It is widely believed in the deep learning community that growing training sets and model size should improve performance. It is therefore beneficial to develop a deeper understanding of the relationships between training set size, computational scale and model accuracy improvements to advance the state-of-the-art.
Issues involving scaling are critical, as the test loss of neural networks scales as a power-law along with model and dataset size. Questions such as why these power laws emerge and what features of the data and models determine the values of the power-law exponents are of considerable theoretical and practical importance, as these components determine how quickly performance improves in correlation with more data and larger models. Several intuitive rules of thumb have been obtained from empirical studies, but as yet there are few rigorous results.
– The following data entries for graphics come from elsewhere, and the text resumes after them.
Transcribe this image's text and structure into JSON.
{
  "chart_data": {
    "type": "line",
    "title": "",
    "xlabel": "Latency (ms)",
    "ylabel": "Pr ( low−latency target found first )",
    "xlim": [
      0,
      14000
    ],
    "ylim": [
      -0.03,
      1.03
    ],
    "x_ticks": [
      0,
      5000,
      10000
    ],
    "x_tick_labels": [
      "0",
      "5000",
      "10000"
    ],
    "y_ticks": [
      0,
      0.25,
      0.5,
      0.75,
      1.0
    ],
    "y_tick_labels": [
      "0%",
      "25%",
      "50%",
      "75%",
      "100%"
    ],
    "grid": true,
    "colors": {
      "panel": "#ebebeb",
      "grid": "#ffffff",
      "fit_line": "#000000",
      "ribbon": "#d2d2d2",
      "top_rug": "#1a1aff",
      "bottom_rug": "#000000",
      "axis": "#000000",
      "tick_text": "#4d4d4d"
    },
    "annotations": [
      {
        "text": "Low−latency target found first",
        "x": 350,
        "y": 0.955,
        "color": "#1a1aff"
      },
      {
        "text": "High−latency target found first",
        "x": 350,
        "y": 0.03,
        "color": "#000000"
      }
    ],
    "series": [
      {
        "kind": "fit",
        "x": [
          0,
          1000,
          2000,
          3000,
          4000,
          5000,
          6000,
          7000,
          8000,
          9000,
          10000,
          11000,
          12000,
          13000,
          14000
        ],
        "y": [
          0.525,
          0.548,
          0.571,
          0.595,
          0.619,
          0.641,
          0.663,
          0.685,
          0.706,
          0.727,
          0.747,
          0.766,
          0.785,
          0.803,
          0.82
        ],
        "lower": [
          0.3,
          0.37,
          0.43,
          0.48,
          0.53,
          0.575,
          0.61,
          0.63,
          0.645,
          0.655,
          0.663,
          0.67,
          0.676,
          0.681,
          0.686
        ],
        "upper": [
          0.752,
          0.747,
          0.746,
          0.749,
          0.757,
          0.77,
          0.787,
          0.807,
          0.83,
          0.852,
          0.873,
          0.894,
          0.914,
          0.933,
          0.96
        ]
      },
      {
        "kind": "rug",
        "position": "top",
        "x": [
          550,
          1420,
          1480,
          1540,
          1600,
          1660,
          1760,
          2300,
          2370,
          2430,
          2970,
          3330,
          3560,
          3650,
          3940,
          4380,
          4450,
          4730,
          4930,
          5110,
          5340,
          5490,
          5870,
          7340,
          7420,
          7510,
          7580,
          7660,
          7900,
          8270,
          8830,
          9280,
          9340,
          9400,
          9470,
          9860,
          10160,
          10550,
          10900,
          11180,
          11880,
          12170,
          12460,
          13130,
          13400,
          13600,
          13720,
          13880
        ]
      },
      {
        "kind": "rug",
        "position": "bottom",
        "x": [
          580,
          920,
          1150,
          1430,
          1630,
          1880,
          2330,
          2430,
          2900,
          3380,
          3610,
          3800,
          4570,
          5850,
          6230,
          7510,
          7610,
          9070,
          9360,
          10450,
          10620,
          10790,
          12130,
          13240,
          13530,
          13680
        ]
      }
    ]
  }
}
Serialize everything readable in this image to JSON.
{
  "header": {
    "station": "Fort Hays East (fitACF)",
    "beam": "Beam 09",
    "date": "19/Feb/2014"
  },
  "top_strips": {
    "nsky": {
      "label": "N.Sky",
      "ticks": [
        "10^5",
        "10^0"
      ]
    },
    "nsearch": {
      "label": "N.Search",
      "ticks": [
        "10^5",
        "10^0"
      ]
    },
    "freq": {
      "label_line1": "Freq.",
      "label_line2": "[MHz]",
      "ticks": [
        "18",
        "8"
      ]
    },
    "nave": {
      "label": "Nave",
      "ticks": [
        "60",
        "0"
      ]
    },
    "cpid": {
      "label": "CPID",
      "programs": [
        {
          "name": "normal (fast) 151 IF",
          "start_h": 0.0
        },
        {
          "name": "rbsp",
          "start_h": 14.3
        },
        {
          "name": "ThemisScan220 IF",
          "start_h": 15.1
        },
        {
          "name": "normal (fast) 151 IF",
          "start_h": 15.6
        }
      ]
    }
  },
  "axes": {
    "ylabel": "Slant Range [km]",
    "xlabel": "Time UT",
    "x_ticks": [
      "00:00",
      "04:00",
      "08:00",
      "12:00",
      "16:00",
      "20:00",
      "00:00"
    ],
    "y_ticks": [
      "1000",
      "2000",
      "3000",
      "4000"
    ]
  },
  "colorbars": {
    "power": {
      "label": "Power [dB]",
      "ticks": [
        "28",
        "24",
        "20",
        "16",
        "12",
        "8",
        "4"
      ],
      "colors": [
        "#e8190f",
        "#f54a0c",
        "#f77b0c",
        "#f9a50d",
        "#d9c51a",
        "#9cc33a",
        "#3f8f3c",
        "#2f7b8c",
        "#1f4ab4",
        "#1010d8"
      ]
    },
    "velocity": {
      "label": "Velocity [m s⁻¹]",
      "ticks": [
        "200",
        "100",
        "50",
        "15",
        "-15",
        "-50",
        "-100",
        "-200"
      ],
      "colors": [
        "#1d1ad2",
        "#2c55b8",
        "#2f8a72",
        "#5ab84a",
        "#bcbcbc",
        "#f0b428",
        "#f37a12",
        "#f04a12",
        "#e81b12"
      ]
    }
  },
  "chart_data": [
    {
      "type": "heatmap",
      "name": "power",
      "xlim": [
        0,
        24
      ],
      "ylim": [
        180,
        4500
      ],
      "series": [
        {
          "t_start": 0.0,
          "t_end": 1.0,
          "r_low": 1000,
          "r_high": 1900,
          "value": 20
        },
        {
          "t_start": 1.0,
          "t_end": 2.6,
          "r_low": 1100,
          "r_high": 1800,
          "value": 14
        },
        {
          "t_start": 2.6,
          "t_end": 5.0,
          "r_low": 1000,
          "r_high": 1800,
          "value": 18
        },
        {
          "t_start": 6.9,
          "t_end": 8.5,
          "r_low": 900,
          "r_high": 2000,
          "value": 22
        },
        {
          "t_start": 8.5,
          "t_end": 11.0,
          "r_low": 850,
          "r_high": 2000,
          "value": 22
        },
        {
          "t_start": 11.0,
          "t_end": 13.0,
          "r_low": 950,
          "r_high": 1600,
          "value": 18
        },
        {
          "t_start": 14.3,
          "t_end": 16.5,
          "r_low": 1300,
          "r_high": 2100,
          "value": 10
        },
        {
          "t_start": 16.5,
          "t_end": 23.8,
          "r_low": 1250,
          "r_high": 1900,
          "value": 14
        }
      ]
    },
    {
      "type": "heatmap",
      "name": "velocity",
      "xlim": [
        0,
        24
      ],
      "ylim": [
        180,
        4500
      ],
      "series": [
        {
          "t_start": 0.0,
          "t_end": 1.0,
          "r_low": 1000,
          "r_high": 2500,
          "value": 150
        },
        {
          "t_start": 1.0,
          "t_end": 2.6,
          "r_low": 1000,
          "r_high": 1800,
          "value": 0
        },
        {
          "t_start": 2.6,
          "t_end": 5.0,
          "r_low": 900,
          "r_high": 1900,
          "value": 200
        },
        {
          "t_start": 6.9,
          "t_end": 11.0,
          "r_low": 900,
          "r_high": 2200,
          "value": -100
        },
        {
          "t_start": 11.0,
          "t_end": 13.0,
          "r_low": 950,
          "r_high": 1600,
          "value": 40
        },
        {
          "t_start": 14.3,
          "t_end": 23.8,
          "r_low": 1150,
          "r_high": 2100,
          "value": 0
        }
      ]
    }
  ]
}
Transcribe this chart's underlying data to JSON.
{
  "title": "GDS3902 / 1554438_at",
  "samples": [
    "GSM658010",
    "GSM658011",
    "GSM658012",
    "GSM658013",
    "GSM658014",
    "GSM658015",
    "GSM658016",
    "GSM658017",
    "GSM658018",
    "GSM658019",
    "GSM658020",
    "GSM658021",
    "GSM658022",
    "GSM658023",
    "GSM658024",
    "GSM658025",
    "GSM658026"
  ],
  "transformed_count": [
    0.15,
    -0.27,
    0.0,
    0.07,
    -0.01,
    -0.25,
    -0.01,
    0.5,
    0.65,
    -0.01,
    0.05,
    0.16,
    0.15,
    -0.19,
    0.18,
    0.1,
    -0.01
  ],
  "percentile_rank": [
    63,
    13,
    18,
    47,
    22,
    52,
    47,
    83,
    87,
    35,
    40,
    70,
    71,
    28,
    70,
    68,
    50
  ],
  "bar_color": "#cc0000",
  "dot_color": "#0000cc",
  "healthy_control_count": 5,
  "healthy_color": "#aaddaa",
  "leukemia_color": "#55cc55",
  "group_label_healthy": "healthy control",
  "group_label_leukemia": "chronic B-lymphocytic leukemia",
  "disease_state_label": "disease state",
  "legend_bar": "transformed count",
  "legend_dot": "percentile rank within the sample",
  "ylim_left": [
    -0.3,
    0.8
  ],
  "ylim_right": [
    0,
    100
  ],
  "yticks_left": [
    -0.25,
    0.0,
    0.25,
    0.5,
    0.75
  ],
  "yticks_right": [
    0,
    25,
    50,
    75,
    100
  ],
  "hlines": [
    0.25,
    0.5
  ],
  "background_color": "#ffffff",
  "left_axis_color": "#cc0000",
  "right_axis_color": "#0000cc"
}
In an effort to provide such a rigorous theory to explain and connect scaling laws, new research from a Google and Johns Hopkins University team identifies variance-limited and resolution-limited scaling behaviours for both dataset and model size for four related scaling regimes.
The researchers summarize their work’s main contributions as:
- Identify four scaling regions of neural networks and provide empirical support for all four regions for deep models on standard datasets.
- Present simple yet general theoretical assumptions under which we can derive this scaling behaviour.
- Present a concrete solvable example where all four scaling behaviours can be observed and understood: linear, random-feature teacher-student models.
- Empirically investigate the dependence of the scaling exponent on changes in architecture and data.
In essence, the variance-limited regime can be series-expanded in either inverse width or inverse dataset size. Specifically, in the limit of infinite data or an arbitrarily wide model, the researchers will simplify some aspects of neural network training. For example, if either model parameters or dataset size is fixed and we study scaling with respect to the other parameter as it becomes arbitrarily large, then the loss scales as 1/x. In this case, it is sufficient to say that the infinite data or width limit exists and is smooth.
In a resolution-limited regime, either model parameters or dataset size is effectively infinite, and we study scaling as the other parameter increases. Normally, the observed power-law scaling is 1/xα, typically with 0 < α < 1. In this case, if we assume that trained models map the data into a d-dimensional data manifold, the model can make independent predictions in each component of the data manifold in order to optimize the training loss.
The researchers tested the theory in a teacher-student framework. By scanning the dimensions of inputs to the teacher, they were able to generate unlimited training samples and controllably tune the dimensions of the data manifold. They also explored resolution-limited scaling behaviour in Wide ResNet (WRN) architectures trained in the context of standard classification datasets.
To further investigate data distribution effects on the resolution-limited exponent, the researchers used CIFAR-100-derived tasks that group classes into broader semantic categories, tuning the number of target classes and input noise
The results show that although performance depends on the number of categories, the resolution-limited exponent is insensitive to this number.
Overall, the study validates the premise that models with larger exponents tend to perform better due to increased dataset size and model parameters, and enables the estimation of expected gains that come from increases in the scale of datasets and model parameters. On a broader level, the work provides a paradigm for defining and measuring progress in deep learning models.
The paper Explaining Neural Scaling Laws is on arXiv.